Historiadora, é professora da Faculdade de Educação da UFRJ e organizadora do catálogo “Intelectuais Negras Visíveis”

As indicações de Giovana Xavier

95º

Forjado na sua trajetória ativista em movimentos sociais negros articulada ao seu ininterrupto investimento na produção intelectual, oral e escrita sobre as desigualdades raciais, o livro do brilhante professor e doutor Hélio Santos, 'A Busca de um Caminho para o Brasil: A Trilha do Círculo Vicioso', é acurada e generosa oferta de um projeto político de nação que tem como ponto de partida a definição da população negra como 'solução' em vez de 'problema'. Percorrendo o que conceitua como 'trilha do círculo vicioso' do racismo, de suas dores e consequências, o sociólogo analisa, ancorado na literatura temática e em farta pesquisa qualitativa e quantitativa (dados do IBGE, entrevistas, jornais), o cotidiano da escravidão e, especialmente, da abolição da escravatura. Um processo conduzido pelas elites do século 19 que culminou na impossibilidade de produzir um 'lugar decente', de acesso a direitos básicos para pessoas descendentes de escravizados. O ponto alto do livro é a proposição de um projeto de democracia radical no qual destacam-se como pilares o investimento na educação básica com a destinação da maior parte dos impostos federais para este segmento, a construção de uma política de gestão da escola conduzida pelas comunidades locais em vez de exclusivamente concentrada nas mãos do poder público e o desenvolvimento de uma política salarial articulada ao investimento no aperfeiçoamento profissional da categoria docente. Em 2022, ano definido para tomada de decisões acerca das políticas de ações afirmativas, a monumental obra de Hélio Santos torna-se ainda mais importante para nossa compreensão das origens da 'imobilidade social' de pessoas negras devido às históricas conexões entre baixa renda, escolaridade e desemprego, tratadas de forma integrada e para inspirar, de forma qualificada, os movimentos brasileiros por igualdade racial.
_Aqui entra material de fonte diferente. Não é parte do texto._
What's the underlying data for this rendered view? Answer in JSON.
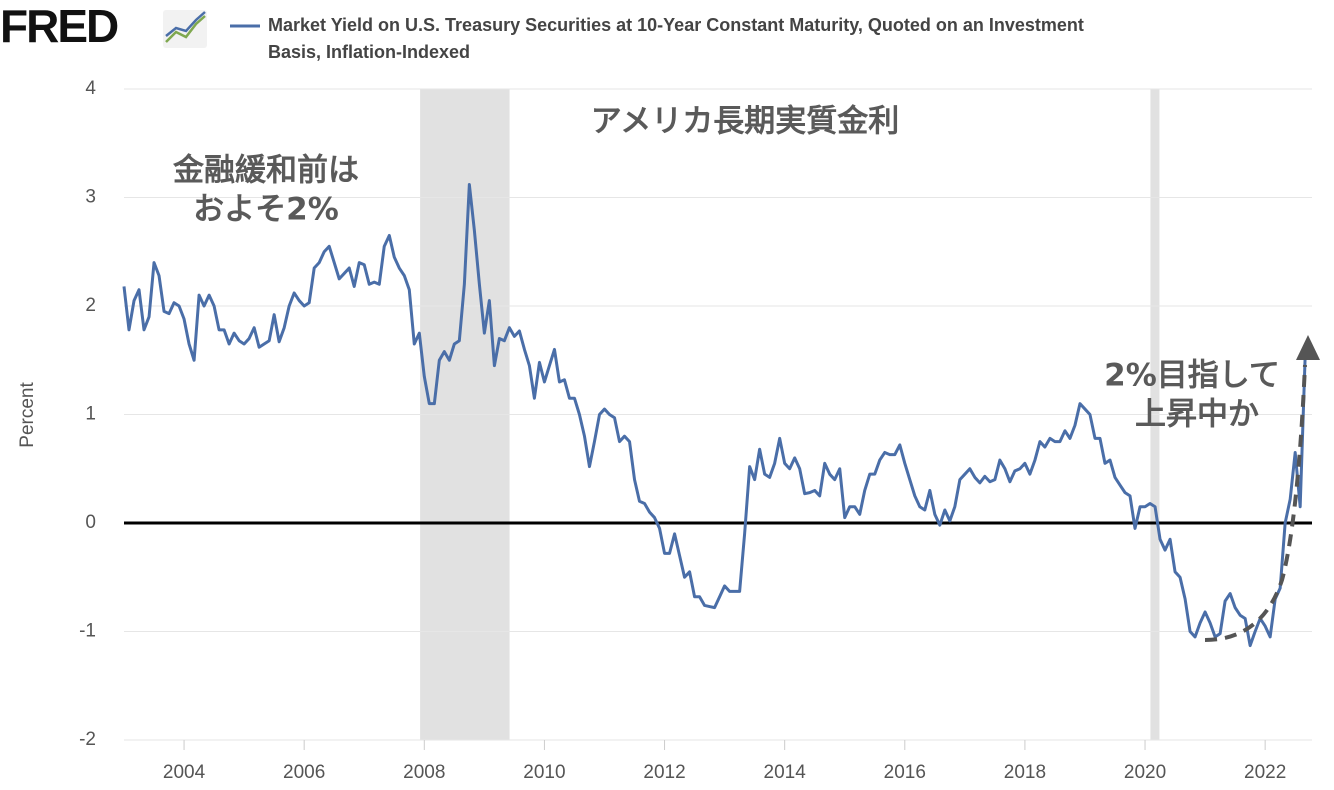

Tudo isso dentro de um projeto de 'Brasil Unificado' fundamentado em 'novo conceito de inteligência' que passa pelo reconhecimento de nossas 'inteligências múltiplas' (corporal, linguística, musical) que assegura a capacidade brasileira de 'atuar com sentimentos' que tornem possível 'mudar a paisagem humana' desigual que estrutura nossa história como povo.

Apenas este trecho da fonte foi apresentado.